EVERETT — Every year they return a little slower. Perhaps with a little less hair, and maybe, Christofer Lekas said, with a few extra pounds.
But a group of 50-somethings make like they’re still in their 20s during an annual post-Thanksgiving touch football game.
For the 25th consecutive year, the pals gathered Saturday for the friendly match. This year it was at Cascade High School.
Attendance usually hovers around 10 to 15 people and has been growing as the original crew’s kids have started to play.
“I am shocked this thing still goes on,” Lekas said. He’s been showing up since the first game in 1995.
He and his brother, Greg, moved up from Portland and started playing with their cousin, Steve Corotas, and some other Cascade High School alumni.
Back then, they played at Meadowdale High School in Lynnwood.
“Back before we were all married,” said Kevin Sullivan, a part of the Cascade crew. “We were much faster then. We played three-, four-hour marathon games.”
They’ve got a collection of stories from those days — some they can share, some they better not, Lekas said with a chuckle.

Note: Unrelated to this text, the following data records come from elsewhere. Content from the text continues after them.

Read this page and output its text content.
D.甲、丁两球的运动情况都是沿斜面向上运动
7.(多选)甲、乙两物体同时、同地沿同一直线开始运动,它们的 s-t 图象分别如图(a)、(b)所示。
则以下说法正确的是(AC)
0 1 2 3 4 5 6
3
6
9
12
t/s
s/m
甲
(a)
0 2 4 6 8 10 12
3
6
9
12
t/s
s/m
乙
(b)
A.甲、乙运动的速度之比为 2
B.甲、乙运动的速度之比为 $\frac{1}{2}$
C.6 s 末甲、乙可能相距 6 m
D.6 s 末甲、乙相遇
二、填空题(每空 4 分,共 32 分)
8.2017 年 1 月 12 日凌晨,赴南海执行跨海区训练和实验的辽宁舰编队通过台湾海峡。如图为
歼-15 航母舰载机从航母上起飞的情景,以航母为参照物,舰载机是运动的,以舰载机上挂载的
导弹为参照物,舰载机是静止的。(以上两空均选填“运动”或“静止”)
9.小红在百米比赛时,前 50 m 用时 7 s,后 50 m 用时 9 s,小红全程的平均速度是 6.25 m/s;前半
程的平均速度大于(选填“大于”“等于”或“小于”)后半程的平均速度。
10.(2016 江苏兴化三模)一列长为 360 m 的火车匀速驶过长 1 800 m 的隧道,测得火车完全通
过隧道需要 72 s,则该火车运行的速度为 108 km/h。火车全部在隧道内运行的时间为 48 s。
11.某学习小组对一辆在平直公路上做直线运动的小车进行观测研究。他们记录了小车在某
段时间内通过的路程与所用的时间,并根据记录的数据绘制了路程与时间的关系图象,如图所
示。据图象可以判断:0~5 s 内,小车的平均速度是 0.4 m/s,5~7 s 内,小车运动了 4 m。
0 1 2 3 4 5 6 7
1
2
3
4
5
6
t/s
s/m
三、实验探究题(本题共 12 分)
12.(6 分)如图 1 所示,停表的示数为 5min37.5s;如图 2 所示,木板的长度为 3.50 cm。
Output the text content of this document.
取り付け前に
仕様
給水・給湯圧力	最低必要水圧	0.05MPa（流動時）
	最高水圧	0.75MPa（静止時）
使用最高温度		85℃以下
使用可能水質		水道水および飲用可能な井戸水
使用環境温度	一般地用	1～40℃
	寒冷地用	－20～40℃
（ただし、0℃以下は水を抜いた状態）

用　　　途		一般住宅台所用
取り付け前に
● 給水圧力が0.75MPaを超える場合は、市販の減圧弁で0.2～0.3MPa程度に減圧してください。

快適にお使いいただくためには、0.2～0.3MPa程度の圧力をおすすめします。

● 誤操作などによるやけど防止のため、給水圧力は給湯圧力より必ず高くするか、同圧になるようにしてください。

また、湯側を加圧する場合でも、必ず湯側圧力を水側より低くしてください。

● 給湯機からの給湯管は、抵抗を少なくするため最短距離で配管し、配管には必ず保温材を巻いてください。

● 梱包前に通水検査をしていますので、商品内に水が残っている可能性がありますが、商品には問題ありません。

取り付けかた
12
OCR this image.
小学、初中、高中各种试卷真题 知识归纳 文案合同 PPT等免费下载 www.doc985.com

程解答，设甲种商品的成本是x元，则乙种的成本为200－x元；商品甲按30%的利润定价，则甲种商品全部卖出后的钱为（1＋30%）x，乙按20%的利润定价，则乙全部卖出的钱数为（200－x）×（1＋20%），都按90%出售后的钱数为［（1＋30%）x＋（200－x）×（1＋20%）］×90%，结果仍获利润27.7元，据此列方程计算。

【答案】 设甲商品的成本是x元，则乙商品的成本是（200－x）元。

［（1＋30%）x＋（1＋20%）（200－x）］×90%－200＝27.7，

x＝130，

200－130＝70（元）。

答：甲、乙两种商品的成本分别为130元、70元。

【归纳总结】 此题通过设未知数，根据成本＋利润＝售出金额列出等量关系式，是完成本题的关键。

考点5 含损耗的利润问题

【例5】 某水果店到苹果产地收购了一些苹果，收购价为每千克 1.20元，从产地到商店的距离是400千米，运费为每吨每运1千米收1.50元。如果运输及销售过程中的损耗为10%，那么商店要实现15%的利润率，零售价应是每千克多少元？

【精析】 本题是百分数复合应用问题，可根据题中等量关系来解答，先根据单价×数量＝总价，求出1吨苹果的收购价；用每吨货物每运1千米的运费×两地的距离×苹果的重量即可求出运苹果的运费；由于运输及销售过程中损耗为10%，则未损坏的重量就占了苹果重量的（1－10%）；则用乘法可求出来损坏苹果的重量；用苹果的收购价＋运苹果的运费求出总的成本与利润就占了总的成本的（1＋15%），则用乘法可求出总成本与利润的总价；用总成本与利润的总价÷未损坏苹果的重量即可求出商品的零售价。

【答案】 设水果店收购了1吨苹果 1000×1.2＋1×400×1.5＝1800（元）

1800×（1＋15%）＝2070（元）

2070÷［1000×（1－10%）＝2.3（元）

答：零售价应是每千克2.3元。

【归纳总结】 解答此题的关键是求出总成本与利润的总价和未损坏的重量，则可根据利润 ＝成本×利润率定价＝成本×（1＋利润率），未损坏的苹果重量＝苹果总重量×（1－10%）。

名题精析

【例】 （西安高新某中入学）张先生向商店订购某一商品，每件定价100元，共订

The tradition has carried on through every weather condition imaginable. There’s been wind, rain and an hour-and-a-half game in the snow.
One particularly soggy year, they met under a covered area, broke out some beer, chatted and headed home. But they always show up.
Through military deployments, marriages and kids, the event has kept the group tight through the years.
Though the guys have mostly stayed within a few miles of each other, it’s one of the only events that gets them all together.
On Saturday, nine players came to a frosty field at Cascade High, where they shook out cold hands, shed layers of jackets and tossed the ball around.
“Best day ever,” Greg Lekas said as he dropped his bags and joined the warm-up.
These days, they play on an abbreviated field, and “you won’t see any spectacular running,” Chris Lekas said.
They’ll likely feel the game well into the next week, Kevin Sullivan said. His 12-year-old son, Logan, joined in for the first time this year.
The games don’t always go smoothly. In 2013, a player severely injured his knee. Greg Lekas, then a newly minted chiropractor, took charge as doctor.
He played that role again this year when the game was cut short by a shoulder injury that landed one player in the hospital.
“We’re conserving our energy for next year,” Chris Lekas said.
The games usually turn into an all-day affair. They used to make for a sports bar. Now, as their families have gotten involved, the party continues at a bowling alley.
Lekas hopes the next generation will carry on the tradition.
“It’s a time when you get to remind yourself that you get to be around these core friends, and not everyone has that,” he said. “Twenty-five years of football and friendship in the books. God willing, next year will be 26.”